2011-02-02 07:18:00 | ノンジャンル
 黒沢清監督・共同脚本の'02年作品『ドッペルゲンガー』を、スカパーの日本映画専門チャンネルで再見しました。
 ユカ(永作博美)は弟が自殺したという連絡を受けますが、それ以降も自宅でパソコンを使って小説を書く弟を見続けます。医療器具メーカーで人工身体を開発する早崎(役所広司)は、自分の分身に付きまとわれるようになり、やがて開発が思うように進まずにイラつく早崎が寝ている間に、分身は「任せとけ」と言って、開発室に破壊の限りを尽くします。早崎はクビとなり、同僚から話を聞いていたユカと会うと、ユカは「慣れるしかない」と助言します。早崎の分身は職場から完成した人工身体を盗み出す一方、寝ているユカに「全部任せろ」と言うと、彼女の弟の頭を金槌で連打して殺し、砂浜に埋めます。ライバル社の情報収集を早崎から依頼された分身は、新たな助手として霧島(ユースケ・サンタマリア)を雇い、ユカを押し倒そうとしますが、早崎に止められ、殴られます。ライバル社に人工身体の完成品を売り込むことに成功した分身は、金と女は自分がもらうと言いますが、早崎は承知しません。霧島はレンチで分身を殴り倒し、早崎はとどめを刺します。死体処理をした後、ユカは早崎に「気にするな」と言います。3人で人工身体を新潟のライバル社のところまでトラックで運ぼうとしますが、無人の野原の真ん中でエンストしてしまいます。早崎と霧島が水を汲みに行くと、早崎は霧島を川へ突き落とし、ユカと二人で出発します。その夜、2人が寝ているところに霧島が現れ、二人を襲い、トラックを奪って一人新潟へ向かいます。それに追いついた早崎とユカは、山中の廃墟ビルで霧島を再びやっつけた後、無事ライバル社へ人工身体を引き渡すところまで来ますが、最後になって心変わりした早崎はライバル社の重役を殴り倒し、トラックで去ります。そして最後に海に向かって人工身体と、データの入ったパソコンを捨て去るのでした。

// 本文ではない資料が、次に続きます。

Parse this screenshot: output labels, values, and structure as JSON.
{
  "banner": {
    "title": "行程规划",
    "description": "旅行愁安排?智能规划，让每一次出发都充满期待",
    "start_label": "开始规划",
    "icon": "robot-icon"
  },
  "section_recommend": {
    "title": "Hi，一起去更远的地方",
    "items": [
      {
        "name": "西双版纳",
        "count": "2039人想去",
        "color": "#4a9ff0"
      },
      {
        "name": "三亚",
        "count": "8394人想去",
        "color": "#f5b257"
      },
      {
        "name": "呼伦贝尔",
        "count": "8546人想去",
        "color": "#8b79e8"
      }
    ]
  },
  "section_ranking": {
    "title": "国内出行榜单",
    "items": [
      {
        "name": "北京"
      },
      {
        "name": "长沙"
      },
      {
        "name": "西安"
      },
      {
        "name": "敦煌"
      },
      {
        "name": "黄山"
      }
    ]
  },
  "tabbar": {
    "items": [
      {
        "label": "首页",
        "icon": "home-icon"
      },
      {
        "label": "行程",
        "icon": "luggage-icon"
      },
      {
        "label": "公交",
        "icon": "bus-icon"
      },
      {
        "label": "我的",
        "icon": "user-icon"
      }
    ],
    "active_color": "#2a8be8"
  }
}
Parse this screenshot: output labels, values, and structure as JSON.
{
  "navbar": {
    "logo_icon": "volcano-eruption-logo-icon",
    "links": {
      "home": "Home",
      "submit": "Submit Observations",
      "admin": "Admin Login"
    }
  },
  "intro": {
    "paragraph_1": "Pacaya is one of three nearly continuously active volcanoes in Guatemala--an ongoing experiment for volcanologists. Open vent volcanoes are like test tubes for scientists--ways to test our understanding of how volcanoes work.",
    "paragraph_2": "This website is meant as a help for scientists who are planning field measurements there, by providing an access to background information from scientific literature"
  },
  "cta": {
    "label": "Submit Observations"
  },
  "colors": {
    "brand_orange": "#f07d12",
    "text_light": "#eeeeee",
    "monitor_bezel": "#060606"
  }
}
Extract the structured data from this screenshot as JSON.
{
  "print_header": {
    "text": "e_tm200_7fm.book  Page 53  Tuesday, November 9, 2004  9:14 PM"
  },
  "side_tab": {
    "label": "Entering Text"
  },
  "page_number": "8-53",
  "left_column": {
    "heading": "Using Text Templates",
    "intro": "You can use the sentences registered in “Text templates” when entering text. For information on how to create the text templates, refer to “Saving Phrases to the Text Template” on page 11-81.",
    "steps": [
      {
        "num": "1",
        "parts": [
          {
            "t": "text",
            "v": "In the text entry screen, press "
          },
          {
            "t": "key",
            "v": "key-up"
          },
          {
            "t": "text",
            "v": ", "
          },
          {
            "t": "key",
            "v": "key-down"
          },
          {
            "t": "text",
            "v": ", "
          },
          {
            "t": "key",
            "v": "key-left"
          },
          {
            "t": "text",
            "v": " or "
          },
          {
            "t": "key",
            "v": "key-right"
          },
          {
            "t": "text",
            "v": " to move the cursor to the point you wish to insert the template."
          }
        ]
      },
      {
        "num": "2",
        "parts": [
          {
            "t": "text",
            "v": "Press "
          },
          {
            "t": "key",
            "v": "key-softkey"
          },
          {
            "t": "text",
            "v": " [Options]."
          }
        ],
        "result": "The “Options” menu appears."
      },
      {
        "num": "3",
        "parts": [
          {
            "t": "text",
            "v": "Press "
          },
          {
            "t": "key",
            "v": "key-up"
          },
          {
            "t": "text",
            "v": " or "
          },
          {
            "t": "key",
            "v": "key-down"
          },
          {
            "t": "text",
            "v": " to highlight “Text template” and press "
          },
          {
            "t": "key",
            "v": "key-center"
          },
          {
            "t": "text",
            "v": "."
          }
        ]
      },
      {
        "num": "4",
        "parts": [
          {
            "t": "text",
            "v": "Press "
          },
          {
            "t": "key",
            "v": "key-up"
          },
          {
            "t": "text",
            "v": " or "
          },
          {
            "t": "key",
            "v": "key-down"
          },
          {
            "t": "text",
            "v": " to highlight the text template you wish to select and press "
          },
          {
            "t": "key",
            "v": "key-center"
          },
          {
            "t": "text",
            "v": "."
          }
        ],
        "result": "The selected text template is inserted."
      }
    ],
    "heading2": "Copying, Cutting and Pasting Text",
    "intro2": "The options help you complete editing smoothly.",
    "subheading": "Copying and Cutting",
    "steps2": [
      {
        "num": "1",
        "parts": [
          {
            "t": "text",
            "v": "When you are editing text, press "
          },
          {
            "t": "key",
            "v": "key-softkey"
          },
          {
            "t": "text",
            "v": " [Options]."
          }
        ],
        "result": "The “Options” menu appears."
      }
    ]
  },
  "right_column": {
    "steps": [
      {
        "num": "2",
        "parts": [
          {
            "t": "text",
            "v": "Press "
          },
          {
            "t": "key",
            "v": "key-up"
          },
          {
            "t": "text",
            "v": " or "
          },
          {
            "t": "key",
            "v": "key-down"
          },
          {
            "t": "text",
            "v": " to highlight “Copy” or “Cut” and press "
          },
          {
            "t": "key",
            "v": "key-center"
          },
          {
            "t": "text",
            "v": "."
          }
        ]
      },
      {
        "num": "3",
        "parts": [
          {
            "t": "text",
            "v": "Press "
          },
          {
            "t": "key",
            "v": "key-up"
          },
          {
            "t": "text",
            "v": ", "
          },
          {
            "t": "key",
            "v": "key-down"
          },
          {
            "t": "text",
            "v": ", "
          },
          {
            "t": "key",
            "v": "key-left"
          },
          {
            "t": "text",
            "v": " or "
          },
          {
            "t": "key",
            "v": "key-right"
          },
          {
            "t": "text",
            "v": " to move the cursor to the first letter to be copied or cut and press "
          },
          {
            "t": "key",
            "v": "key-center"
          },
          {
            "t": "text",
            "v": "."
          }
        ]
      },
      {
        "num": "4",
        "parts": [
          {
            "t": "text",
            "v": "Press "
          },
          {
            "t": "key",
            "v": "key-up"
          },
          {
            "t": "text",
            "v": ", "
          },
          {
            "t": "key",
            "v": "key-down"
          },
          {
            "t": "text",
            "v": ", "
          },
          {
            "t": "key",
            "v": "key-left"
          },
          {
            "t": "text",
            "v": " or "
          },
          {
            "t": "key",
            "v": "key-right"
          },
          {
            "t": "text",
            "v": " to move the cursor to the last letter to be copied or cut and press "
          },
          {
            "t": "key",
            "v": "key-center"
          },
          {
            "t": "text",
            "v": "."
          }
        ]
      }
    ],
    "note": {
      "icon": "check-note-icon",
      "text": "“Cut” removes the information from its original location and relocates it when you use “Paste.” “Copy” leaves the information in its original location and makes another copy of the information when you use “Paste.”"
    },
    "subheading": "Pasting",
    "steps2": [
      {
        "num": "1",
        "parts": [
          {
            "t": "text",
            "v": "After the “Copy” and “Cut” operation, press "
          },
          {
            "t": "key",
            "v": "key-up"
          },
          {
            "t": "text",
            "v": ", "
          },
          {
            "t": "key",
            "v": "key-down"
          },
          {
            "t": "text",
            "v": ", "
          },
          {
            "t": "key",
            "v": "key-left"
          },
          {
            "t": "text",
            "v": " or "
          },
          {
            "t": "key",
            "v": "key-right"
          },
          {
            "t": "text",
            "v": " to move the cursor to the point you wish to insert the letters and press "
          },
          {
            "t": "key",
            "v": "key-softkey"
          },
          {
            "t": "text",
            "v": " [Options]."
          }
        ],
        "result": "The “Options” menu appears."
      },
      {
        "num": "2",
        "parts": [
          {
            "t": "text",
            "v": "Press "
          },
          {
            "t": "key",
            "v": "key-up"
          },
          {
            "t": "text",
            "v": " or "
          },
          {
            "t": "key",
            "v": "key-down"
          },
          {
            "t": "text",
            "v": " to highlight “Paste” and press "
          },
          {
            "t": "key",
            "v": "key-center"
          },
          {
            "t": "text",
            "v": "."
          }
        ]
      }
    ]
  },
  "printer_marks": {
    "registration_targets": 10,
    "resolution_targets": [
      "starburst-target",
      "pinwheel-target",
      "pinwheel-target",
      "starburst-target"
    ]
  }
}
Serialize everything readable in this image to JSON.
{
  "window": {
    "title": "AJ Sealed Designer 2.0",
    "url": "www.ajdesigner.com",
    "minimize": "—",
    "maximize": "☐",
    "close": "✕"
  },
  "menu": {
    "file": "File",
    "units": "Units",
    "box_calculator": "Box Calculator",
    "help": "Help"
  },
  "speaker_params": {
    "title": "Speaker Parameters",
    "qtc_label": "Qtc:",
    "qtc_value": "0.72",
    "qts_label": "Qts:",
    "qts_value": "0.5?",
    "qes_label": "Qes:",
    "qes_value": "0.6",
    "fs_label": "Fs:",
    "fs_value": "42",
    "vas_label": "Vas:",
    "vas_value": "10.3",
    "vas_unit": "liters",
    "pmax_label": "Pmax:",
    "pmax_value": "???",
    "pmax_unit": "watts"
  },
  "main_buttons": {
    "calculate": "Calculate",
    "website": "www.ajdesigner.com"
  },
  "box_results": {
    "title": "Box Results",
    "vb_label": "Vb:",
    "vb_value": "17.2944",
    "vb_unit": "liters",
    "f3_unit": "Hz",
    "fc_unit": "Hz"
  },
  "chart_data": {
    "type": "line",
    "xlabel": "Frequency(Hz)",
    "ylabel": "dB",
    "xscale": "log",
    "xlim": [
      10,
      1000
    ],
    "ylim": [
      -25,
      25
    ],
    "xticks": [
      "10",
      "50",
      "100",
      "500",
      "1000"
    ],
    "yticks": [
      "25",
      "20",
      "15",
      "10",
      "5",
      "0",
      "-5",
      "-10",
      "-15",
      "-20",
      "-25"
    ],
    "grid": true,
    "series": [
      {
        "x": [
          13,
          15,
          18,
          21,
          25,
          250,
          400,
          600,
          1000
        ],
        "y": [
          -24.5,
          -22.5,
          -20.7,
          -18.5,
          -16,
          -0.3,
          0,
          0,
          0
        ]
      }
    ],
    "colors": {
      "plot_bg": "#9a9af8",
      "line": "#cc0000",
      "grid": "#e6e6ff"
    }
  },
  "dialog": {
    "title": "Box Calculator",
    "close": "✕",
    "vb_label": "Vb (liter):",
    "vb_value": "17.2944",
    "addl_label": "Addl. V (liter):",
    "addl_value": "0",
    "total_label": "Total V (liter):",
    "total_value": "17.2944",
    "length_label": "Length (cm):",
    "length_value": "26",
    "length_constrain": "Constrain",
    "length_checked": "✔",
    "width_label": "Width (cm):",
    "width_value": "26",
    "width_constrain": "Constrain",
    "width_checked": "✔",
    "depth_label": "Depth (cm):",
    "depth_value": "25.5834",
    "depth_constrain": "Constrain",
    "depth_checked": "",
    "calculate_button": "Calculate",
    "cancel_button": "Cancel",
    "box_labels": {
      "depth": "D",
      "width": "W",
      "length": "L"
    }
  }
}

 分割画面は明らかに、黒沢監督が敬愛するフライシャー監督の『絞殺魔』をマネたものであり、画面も終始暗く、陰気な映画でした。私に限って言うと、登場人物にリアリティが感じられず、ラストシーンを見てもポカーンといった感じでした。頭の悪い私には難解すぎる映画だったと思います。少なくとも、蓮實重彦先生は絶賛している映画です。